Somehow, we survive without an FCA.  We’re busy. Most of us don’t want to become experts on cars.  We rely on a vast array of private information, voluntarily provided.  We read Consumer Reports and Car and Driver.  We ask our friends.  We read columnists in our local paper.  We listen to radio experts who give advice.  It takes some time.  There’s a lot of noise and the information we use is imperfect.  But it works pretty well.  Cars get better and better and cheaper and cheaper.
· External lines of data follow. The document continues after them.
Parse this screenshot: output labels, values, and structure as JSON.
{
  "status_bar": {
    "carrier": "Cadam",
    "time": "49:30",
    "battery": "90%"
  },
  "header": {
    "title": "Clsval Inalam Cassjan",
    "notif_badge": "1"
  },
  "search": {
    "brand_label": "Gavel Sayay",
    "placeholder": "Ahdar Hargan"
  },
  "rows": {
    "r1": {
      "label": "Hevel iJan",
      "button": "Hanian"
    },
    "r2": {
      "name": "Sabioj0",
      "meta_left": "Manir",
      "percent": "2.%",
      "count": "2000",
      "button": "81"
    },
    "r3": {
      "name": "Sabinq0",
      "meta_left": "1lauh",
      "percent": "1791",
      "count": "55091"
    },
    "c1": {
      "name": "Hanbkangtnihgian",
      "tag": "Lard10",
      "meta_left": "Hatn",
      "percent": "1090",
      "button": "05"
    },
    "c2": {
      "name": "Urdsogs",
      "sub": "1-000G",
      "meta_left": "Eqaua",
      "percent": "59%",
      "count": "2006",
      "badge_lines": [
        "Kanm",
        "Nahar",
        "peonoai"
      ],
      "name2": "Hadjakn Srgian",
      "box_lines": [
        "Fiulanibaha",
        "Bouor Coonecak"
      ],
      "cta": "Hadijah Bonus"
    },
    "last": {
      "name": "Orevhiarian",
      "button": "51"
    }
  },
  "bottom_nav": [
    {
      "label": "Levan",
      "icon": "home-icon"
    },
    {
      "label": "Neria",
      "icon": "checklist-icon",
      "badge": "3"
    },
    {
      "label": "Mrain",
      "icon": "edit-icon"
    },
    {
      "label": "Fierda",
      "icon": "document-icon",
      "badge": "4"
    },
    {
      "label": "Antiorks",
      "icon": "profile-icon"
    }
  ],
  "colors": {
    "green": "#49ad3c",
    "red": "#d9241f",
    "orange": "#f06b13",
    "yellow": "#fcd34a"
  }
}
Could it work for pharmaceuticals?  Buying a car that doesn’t work as well as you thought it would isn’t as serious a problem as taking a drug that turns out to be a mistake.  So I assume that the incentives for providing quality private information would be even stronger than for cars.  Who would provide that information?  The AMA? Consumer ReportsThe New England Journal of Medicine?  Our doctors?  All of the above?  Who knows.  All I know is that the current dominant role of the FDA means there’s little or no incentive for these private solutions to flourish.  I also know that the FDA plays a major role in driving up the costs of pharmaceuticals and reducing innovation.

I’d prefer a world without the FDA.  Not just because I think drugs would be cheaper but because I think we ought to find the time to make such decisions for ourselves.  But even if you personally want to avoid that responsibility, why impose that cost on me?  Leave the FDA in place to test all drugs.  If you like the FDA, abide by their decisions.  But why not let the rest of us make our own choices?